Dr. Sekou Franklin, political science professor at Middle Tennessee State University, cites unity at the polls from marginalized groups as the catalyst for the voter restriction efforts.
“The backlash to that was to be expected because typically that’s what has happened historically,” Franklin explains. “And that is where this voter prohibition legislation comes from. It is going to continue. The conservatives are going to dig their heels in with repeated attempts to make it more difficult for people to vote.”

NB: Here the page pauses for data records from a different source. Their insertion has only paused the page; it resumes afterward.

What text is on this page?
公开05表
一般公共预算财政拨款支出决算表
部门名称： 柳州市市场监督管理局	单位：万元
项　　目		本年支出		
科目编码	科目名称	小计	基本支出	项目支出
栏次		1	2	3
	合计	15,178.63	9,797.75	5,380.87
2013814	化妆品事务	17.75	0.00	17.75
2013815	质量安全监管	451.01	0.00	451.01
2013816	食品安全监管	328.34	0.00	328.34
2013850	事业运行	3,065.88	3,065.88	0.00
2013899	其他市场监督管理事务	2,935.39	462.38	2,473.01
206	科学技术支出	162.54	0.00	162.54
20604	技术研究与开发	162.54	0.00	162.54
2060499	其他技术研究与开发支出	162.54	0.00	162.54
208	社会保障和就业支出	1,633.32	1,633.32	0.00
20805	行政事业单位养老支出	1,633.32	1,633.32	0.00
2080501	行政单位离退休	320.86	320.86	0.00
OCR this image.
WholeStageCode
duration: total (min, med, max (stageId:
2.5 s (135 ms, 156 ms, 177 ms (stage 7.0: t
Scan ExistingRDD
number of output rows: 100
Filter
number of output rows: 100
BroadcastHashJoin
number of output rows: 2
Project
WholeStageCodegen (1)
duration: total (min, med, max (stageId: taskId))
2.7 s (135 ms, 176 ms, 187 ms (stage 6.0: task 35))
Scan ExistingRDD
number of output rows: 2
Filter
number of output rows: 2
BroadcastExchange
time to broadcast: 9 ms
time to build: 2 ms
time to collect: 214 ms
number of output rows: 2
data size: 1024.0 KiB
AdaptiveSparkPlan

Holliday, Franklin and other scholars point to Shelby County v. Holder, the Supreme Court case that determined Section 4 of the Voting Rights Act was unconstitutional, as the loophole Republicans are effectively using to discourage voter participation. Democrats say the case gives states more leeway to pass restrictive voting laws. But the approach, Franklin says, is not as blatant as the voter suppression efforts that began at the end of Reconstruction and lasted through the 1960s.
“They create these administrative barriers that are seemingly race-neutral but chip away at voters’ right to vote,” Franklin states. “The goal is to chip away at four to five percent of voters because those are the margins that are winning competitive elections. What they are doing is embedding it in these administrative arrangements of how elections are conducted. For example: how long can a poll stay open past 7:00 o’clock if people are standing in line?”
Franklin calls it the “innocent, Happy Days” narrative but says voting rights advocates are sophisticated and understand what is at stake.
Holliday believes the antidote is President Biden’s nominee to lead the Justice Department’s Civil Rights Division, Kristen Clarke who conservative media figures, including Tucker Carlson of Fox News, say believes in identity politics. But Clarke has a coalition of Black women leaders supporting her confirmation which is still uncertain.